As per a webinar discussant, she stated that the current global health crisis has accelerated the growth and expansion of the digital economy. She claims that the virtual business solution has provided a safer alternative to the Covid-19 pandemic. However, to effectively tax the digital economy, an appropriate regulatory and legal framework must be in place, she said.

The discussant explained that policies should not be simply copied from other countries but should be studied to ensure they are appropriate for the Philippine context.
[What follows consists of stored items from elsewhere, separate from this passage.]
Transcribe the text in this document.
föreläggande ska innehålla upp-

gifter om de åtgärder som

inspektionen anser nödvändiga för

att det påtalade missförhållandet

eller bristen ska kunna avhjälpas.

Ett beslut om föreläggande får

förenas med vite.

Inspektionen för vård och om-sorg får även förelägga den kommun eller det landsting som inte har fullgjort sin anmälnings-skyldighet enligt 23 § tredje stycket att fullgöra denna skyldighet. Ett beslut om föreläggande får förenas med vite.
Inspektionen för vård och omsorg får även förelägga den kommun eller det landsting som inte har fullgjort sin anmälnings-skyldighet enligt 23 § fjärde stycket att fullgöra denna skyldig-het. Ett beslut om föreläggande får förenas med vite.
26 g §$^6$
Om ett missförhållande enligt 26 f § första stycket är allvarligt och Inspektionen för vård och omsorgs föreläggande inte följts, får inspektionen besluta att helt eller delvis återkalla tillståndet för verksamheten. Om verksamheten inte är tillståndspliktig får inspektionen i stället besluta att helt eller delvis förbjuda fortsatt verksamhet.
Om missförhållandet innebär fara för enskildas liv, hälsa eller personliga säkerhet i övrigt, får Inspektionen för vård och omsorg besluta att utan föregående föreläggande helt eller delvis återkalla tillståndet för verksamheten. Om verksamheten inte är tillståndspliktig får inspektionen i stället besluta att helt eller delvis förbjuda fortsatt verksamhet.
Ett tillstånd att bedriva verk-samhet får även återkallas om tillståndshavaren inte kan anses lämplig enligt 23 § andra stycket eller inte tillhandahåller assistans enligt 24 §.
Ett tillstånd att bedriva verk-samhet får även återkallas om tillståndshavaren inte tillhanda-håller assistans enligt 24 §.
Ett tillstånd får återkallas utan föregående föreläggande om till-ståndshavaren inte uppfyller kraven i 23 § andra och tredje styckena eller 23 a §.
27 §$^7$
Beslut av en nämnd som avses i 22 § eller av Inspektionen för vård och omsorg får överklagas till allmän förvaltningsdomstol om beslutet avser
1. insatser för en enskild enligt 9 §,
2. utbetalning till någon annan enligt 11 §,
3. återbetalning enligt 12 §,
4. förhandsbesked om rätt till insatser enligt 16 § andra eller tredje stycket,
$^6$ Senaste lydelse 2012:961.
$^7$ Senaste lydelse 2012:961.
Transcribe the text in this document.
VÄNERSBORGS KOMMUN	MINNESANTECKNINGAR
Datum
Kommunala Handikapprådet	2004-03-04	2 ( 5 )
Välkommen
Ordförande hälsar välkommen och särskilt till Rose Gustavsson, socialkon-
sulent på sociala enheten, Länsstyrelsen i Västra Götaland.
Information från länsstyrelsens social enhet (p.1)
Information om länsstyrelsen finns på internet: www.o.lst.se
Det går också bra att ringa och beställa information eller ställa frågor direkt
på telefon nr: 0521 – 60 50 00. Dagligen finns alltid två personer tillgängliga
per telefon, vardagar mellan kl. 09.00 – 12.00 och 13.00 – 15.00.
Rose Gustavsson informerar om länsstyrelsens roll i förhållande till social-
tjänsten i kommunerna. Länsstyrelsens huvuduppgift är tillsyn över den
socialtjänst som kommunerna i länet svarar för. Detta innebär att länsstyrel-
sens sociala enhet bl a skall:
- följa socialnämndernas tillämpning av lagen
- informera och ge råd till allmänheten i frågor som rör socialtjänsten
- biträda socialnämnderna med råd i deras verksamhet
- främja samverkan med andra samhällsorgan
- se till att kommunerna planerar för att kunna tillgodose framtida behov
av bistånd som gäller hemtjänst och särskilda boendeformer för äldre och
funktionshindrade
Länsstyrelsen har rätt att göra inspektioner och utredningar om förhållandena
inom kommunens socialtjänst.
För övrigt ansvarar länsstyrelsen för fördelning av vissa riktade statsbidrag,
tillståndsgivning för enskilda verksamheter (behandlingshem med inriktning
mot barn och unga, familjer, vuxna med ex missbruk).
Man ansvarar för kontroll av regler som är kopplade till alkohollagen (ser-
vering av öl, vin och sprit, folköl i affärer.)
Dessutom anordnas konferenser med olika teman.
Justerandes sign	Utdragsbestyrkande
She also pointed out that Congress plays a significant role in providing government offices and regulators with enabling laws to ease the presence of constraints or the absence of controls, as well as in creating and defining parameters to ensure the country’s smooth transition to a digital economy.

“The digital economy and the digitalisation of the economy gave birth to new types of business entities and new business models that challenge the application of the current provisions of the Tax Code, which has been anchored and designed under a ‘brick-and-mortar’ or traditional way of doing business and reporting,” she said.

It is an overstatement to say that the digital economy has presented new challenges to tax policymakers. This is true not only for the application of brick-and-mortar tax rules to new disruptive business models but also for the effective enforcement of such tax rules against companies that do not have a physical presence in the country. These threats to national tax systems stem from the lack of physical presence, the heavy reliance on intangible assets, the complexity of digital economy transactions, and the difficulty of qualifying assets, activities, and types of income.

The commercial landscape has undeniably been transformed by digital technology. Businesses can now access markets across borders without establishing a physical presence thanks to digitisation. Due to territorial absence, and the novelty of digital technology that tax laws then could not have foreseen, for a time, tax authorities found themselves bereft of rights to collect taxes on digital businesses that cross international borders.

Meanwhile, international tax rules are being reformed in collaboration with other countries in order to keep up with the increasing digitalisation of business. Work is being done to reach an international agreement. Current international tax rules permit countries to tax non-resident companies’ profits attributable to a permanent establishment in that country. Transfer pricing rules seek to ensure that the profits of a multinational group are divided among the group companies in proportion to each company’s contribution to the profits generated.

With tax laws and policies in place, these tax measures can maintain neutrality and competition between companies operating in the digital economy and the traditional economy, without impeding economic development and the growth of start-up businesses.